Rolling Stones: Collaborative Group Work

As school librarians, we value collaboration in the work we do with teachers and other community members.  We also recognize that our students will need the skills of teamwork and collaboration in their continuing education and employment.  One of the Common Beliefs espoused in our Standards for the 21st Century Learner is that “Learning has a social context” and that “Students need to develop skills in sharing knowledge and learning with others, both in face-to-face situations and through technology” (AASL, 2007).

In the online courses I teach, I have worked to include opportunities for students to collaborate with each other through partner and group projects.  It’s not unusual for me to have a student ask to work alone and I respond that as the school librarian, you won’t work alone but will need to develop the skills, knowledge, and dispositions to work with others: to be a member of a team.
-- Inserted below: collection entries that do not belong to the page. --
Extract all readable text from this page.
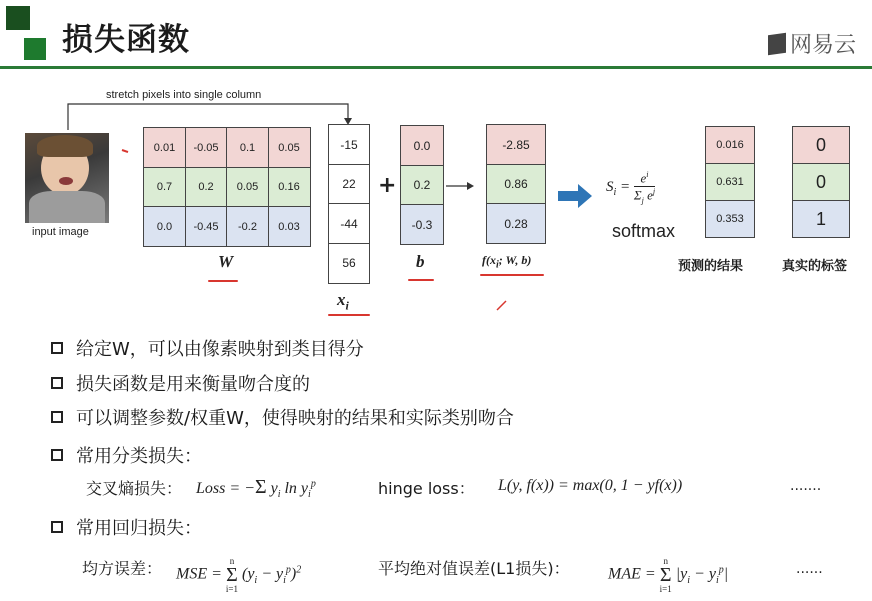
损失函数	网易云
stretch pixels into single column
input image
0.01	-0.05	0.1	0.05
0.7	0.2	0.05	0.16
0.0	-0.45	-0.2	0.03
W
-15
22
-44
56
$x_i$
+
0.0
0.2
-0.3
b
-2.85
0.86
0.28
$f(x_i$; W, b)
$S_i = \frac{e^i}{\Sigma_j e^j}$
softmax
0.016
0.631
0.353
0
0
1
预测的结果	真实的标签
给定W，可以由像素映射到类目得分
损失函数是用来衡量吻合度的
可以调整参数/权重W，使得映射的结果和实际类别吻合
常用分类损失：
交叉熵损失： Loss = −Σ $y_i$ $\ln y_i^p$	hinge loss： L(y, f(x)) = max(0, 1 − yf(x))	.......
常用回归损失：
均方误差： MSE =
n
Σ
i=1
$(y_i - y_i^p)^2$	平均绝对值误差(L1损失)： MAE =
n
Σ
i=1
$|y_i - y_i^p|$	......
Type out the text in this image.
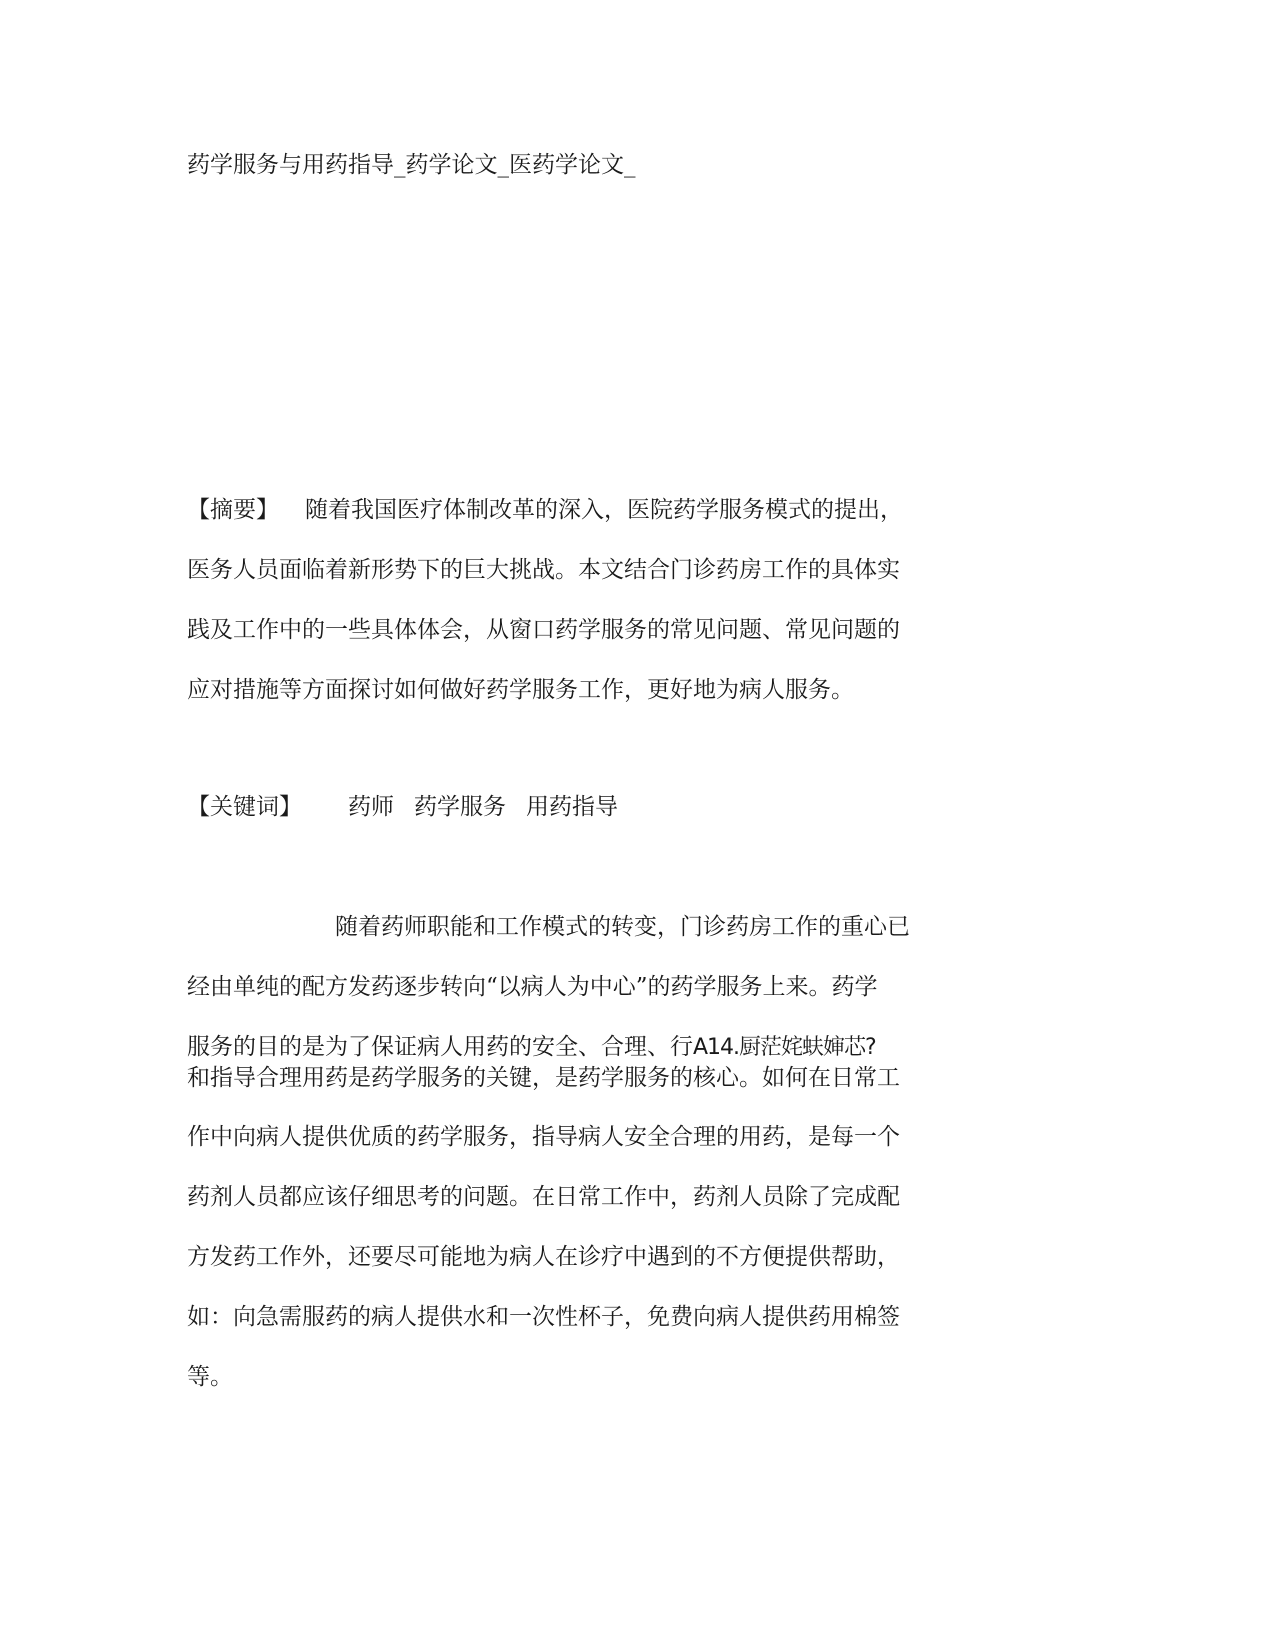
药学服务与用药指导_药学论文_医药学论文_
【摘要】 随着我国医疗体制改革的深入，医院药学服务模式的提出，
医务人员面临着新形势下的巨大挑战。本文结合门诊药房工作的具体实
践及工作中的一些具体体会，从窗口药学服务的常见问题、常见问题的
应对措施等方面探讨如何做好药学服务工作，更好地为病人服务。
【关键词】 药师 药学服务 用药指导
随着药师职能和工作模式的转变，门诊药房工作的重心已
经由单纯的配方发药逐步转向“以病人为中心”的药学服务上来。药学
服务的目的是为了保证病人用药的安全、合理、行A14.厨茫姹蚨婶芯?
和指导合理用药是药学服务的关键，是药学服务的核心。如何在日常工
作中向病人提供优质的药学服务，指导病人安全合理的用药，是每一个
药剂人员都应该仔细思考的问题。在日常工作中，药剂人员除了完成配
方发药工作外，还要尽可能地为病人在诊疗中遇到的不方便提供帮助，
如：向急需服药的病人提供水和一次性杯子，免费向病人提供药用棉签
等。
This semester, I added an exercise at the beginning of a group project to encourage students to think about teamwork and their contribution and commitment to the group.  The first reading was a very brief story about Steve Jobs (Elmer-Dewitt, 2011) taken from an older recorded interview.  Jobs relays a story about a neighbor who showed him what happens when a bunch of ordinary, rough looking rocks were tossed in a rock tumbler.  After some noise and time, and through the friction of those rocks rubbing together, they were transformed into something polished and beautiful.   Jobs talks about how the work of a team resembles that rock tumbler as ideas are shaken up and transformed through the friction of group work.  I think it’s important that it’s the ideas that are given such rough treatment, not the egos or feelings of group members.
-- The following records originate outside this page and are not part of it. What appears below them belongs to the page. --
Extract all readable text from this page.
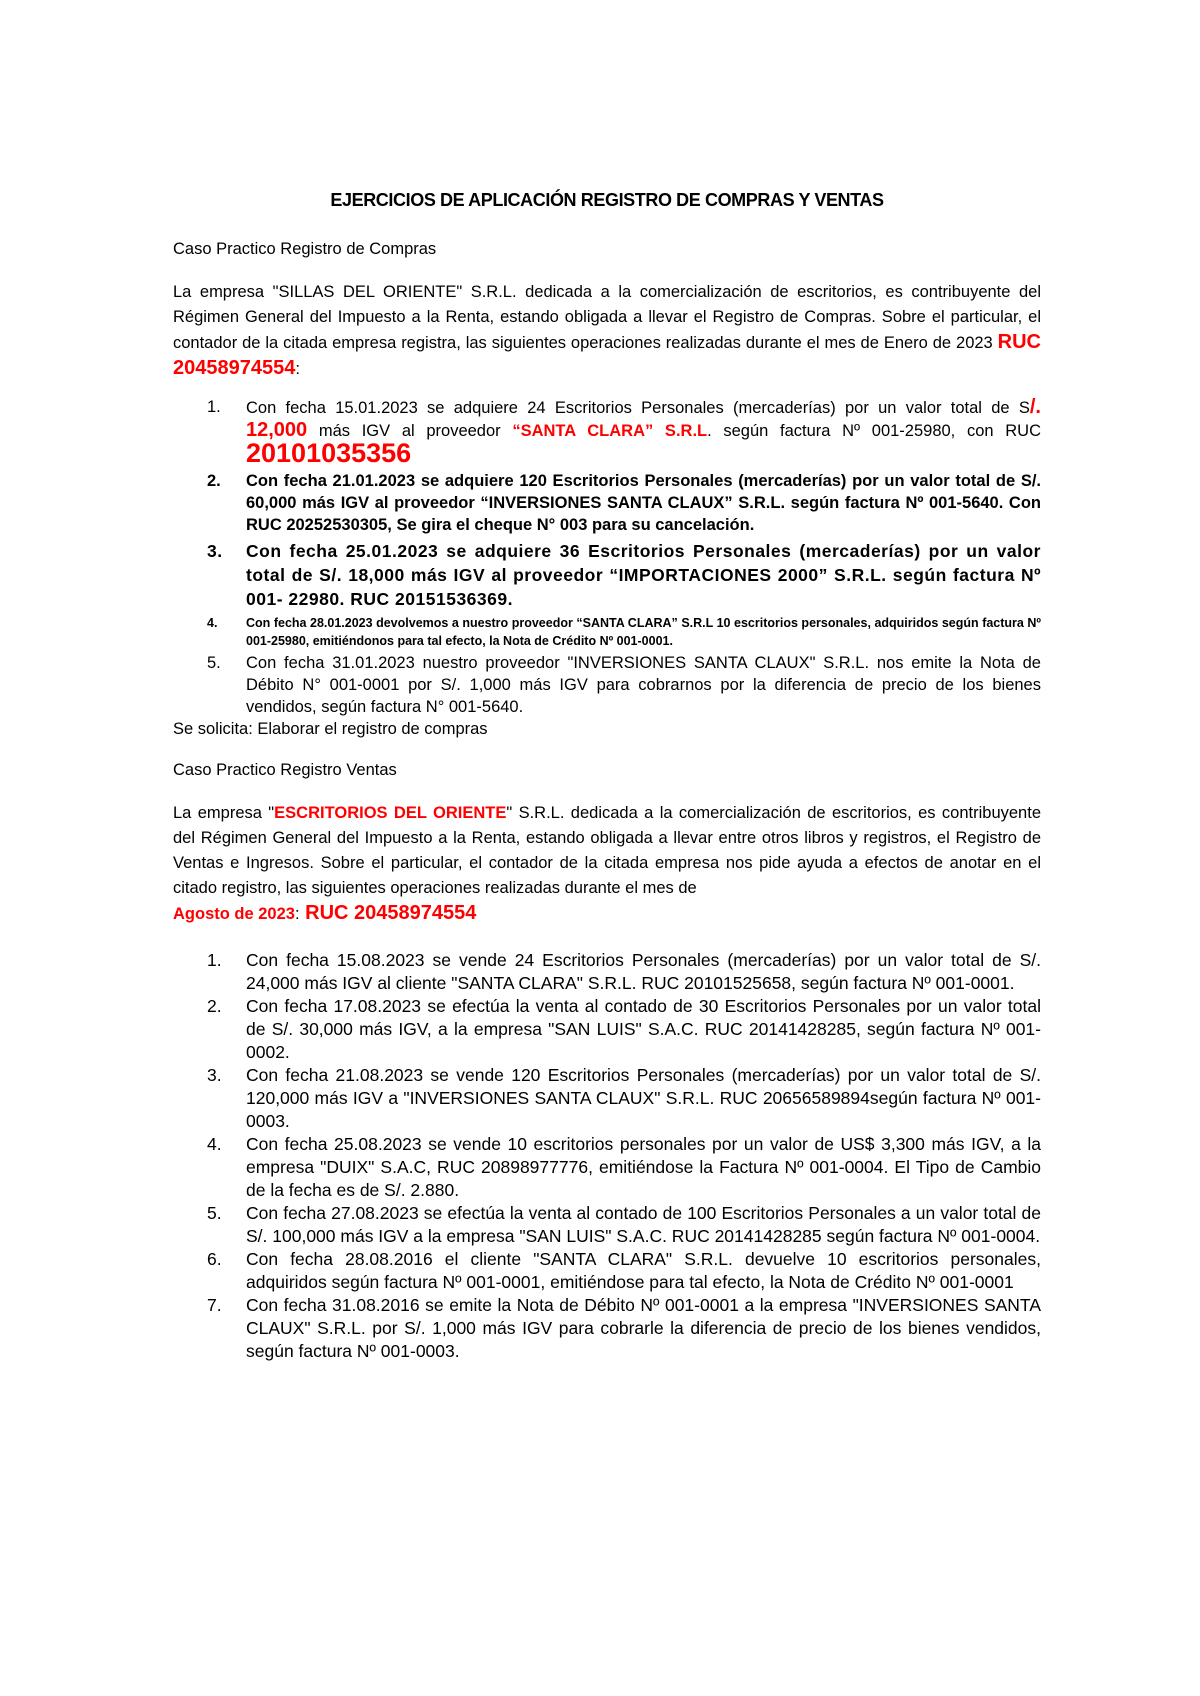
EJERCICIOS DE APLICACIÓN REGISTRO DE COMPRAS Y VENTAS

Caso Practico Registro de Compras

La empresa "SILLAS DEL ORIENTE" S.R.L. dedicada a la comercialización de escritorios, es contribuyente del Régimen General del Impuesto a la Renta, estando obligada a llevar el Registro de Compras. Sobre el particular, el contador de la citada empresa registra, las siguientes operaciones realizadas durante el mes de Enero de 2023 RUC 20458974554:

1. Con fecha 15.01.2023 se adquiere 24 Escritorios Personales (mercaderías) por un valor total de S/. 12,000 más IGV al proveedor “SANTA CLARA” S.R.L. según factura Nº 001-25980, con RUC 20101035356
2. Con fecha 21.01.2023 se adquiere 120 Escritorios Personales (mercaderías) por un valor total de S/. 60,000 más IGV al proveedor “INVERSIONES SANTA CLAUX” S.R.L. según factura Nº 001-5640. Con RUC 20252530305, Se gira el cheque N° 003 para su cancelación.
3. Con fecha 25.01.2023 se adquiere 36 Escritorios Personales (mercaderías) por un valor total de S/. 18,000 más IGV al proveedor “IMPORTACIONES 2000” S.R.L. según factura Nº 001- 22980. RUC 20151536369.
4. Con fecha 28.01.2023 devolvemos a nuestro proveedor “SANTA CLARA” S.R.L 10 escritorios personales, adquiridos según factura Nº 001-25980, emitiéndonos para tal efecto, la Nota de Crédito Nº 001-0001.
5. Con fecha 31.01.2023 nuestro proveedor "INVERSIONES SANTA CLAUX" S.R.L. nos emite la Nota de Débito N° 001-0001 por S/. 1,000 más IGV para cobrarnos por la diferencia de precio de los bienes vendidos, según factura N° 001-5640.

Se solicita: Elaborar el registro de compras

Caso Practico Registro Ventas

La empresa "ESCRITORIOS DEL ORIENTE" S.R.L. dedicada a la comercialización de escritorios, es contribuyente del Régimen General del Impuesto a la Renta, estando obligada a llevar entre otros libros y registros, el Registro de Ventas e Ingresos. Sobre el particular, el contador de la citada empresa nos pide ayuda a efectos de anotar en el citado registro, las siguientes operaciones realizadas durante el mes de
Agosto de 2023: RUC 20458974554

1. Con fecha 15.08.2023 se vende 24 Escritorios Personales (mercaderías) por un valor total de S/. 24,000 más IGV al cliente "SANTA CLARA" S.R.L. RUC 20101525658, según factura Nº 001-0001.
2. Con fecha 17.08.2023 se efectúa la venta al contado de 30 Escritorios Personales por un valor total de S/. 30,000 más IGV, a la empresa "SAN LUIS" S.A.C. RUC 20141428285, según factura Nº 001-0002.
3. Con fecha 21.08.2023 se vende 120 Escritorios Personales (mercaderías) por un valor total de S/. 120,000 más IGV a "INVERSIONES SANTA CLAUX" S.R.L. RUC 20656589894según factura Nº 001-0003.
4. Con fecha 25.08.2023 se vende 10 escritorios personales por un valor de US$ 3,300 más IGV, a la empresa "DUIX" S.A.C, RUC 20898977776, emitiéndose la Factura Nº 001-0004. El Tipo de Cambio de la fecha es de S/. 2.880.
5. Con fecha 27.08.2023 se efectúa la venta al contado de 100 Escritorios Personales a un valor total de S/. 100,000 más IGV a la empresa "SAN LUIS" S.A.C. RUC 20141428285 según factura Nº 001-0004.
6. Con fecha 28.08.2016 el cliente "SANTA CLARA" S.R.L. devuelve 10 escritorios personales, adquiridos según factura Nº 001-0001, emitiéndose para tal efecto, la Nota de Crédito Nº 001-0001
7. Con fecha 31.08.2016 se emite la Nota de Débito Nº 001-0001 a la empresa "INVERSIONES SANTA CLAUX" S.R.L. por S/. 1,000 más IGV para cobrarle la diferencia de precio de los bienes vendidos, según factura Nº 001-0003.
The second resources I asked students to view was a short video http://www.youtube.com/watch?v=jF80RqLkl6E

Teamwork: Birds or People

In this video a group of people, carefully choreographed and well-practiced, transform themselves into a variety of shapes.  It looks like magic.  Jobs also commented on the magical transformation that results from a group of people working together to design a new product:

 

Designing a product is keeping five thousand things in your brain and fitting them all together in new and different ways to get what you want. And every day you discover something new that is a new problem or a new opportunity to fit these things together a little differently.
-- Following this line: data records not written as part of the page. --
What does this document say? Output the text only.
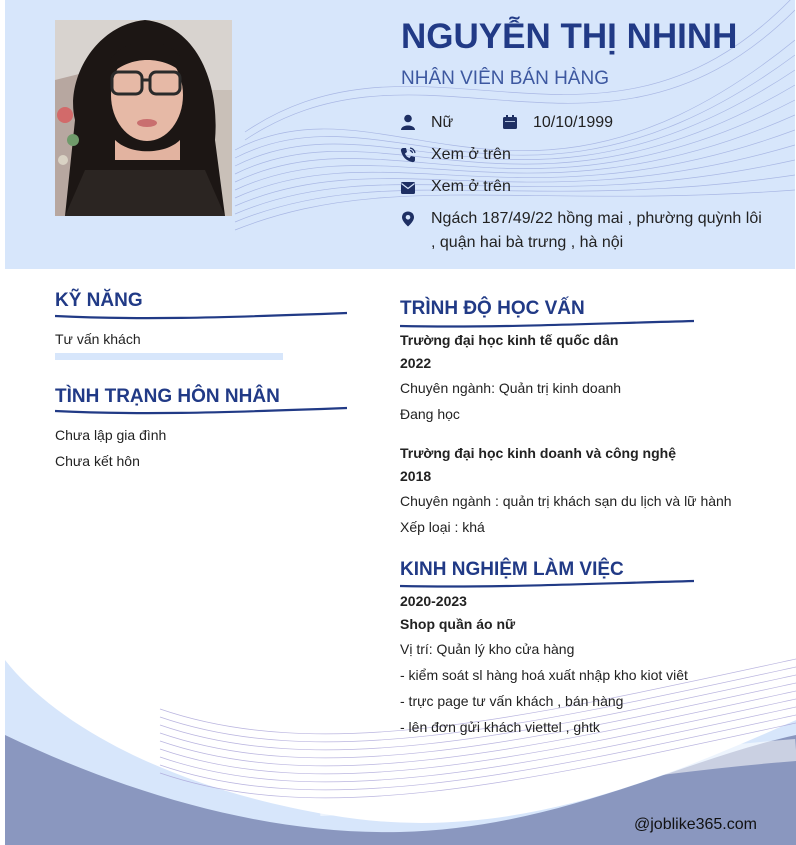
NGUYỄN THỊ NHINH
NHÂN VIÊN BÁN HÀNG
Nữ	10/10/1999
Xem ở trên
Xem ở trên
Ngách 187/49/22 hồng mai , phường quỳnh lôi
, quận hai bà trưng , hà nội
KỸ NĂNG
Tư vấn khách
TÌNH TRẠNG HÔN NHÂN
Chưa lập gia đình
Chưa kết hôn
TRÌNH ĐỘ HỌC VẤN
Trường đại học kinh tế quốc dân
2022
Chuyên ngành: Quản trị kinh doanh
Đang học
Trường đại học kinh doanh và công nghệ
2018
Chuyên ngành : quản trị khách sạn du lịch và lữ hành
Xếp loại : khá
KINH NGHIỆM LÀM VIỆC
2020-2023
Shop quần áo nữ
Vị trí: Quản lý kho cửa hàng
- kiểm soát sl hàng hoá xuất nhập kho kiot viêt
- trực page tư vấn khách , bán hàng
- lên đơn gửi khách viettel , ghtk
@joblike365.com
And it’s that process that is the magic (Jobs cited by Elmer-Dewitt, 2011

 

But of course, we know that it’s not magic.  It’s hard work that shakes us up.  But through practice and commitment and perhaps some noise and friction, we find the rough edges of our individual ideas become polished and take a shape we are unable to create by ourselves.

American Association of School Librarians (2007).  Standards for the 21st Century Learner.  Chicago: American Library Association.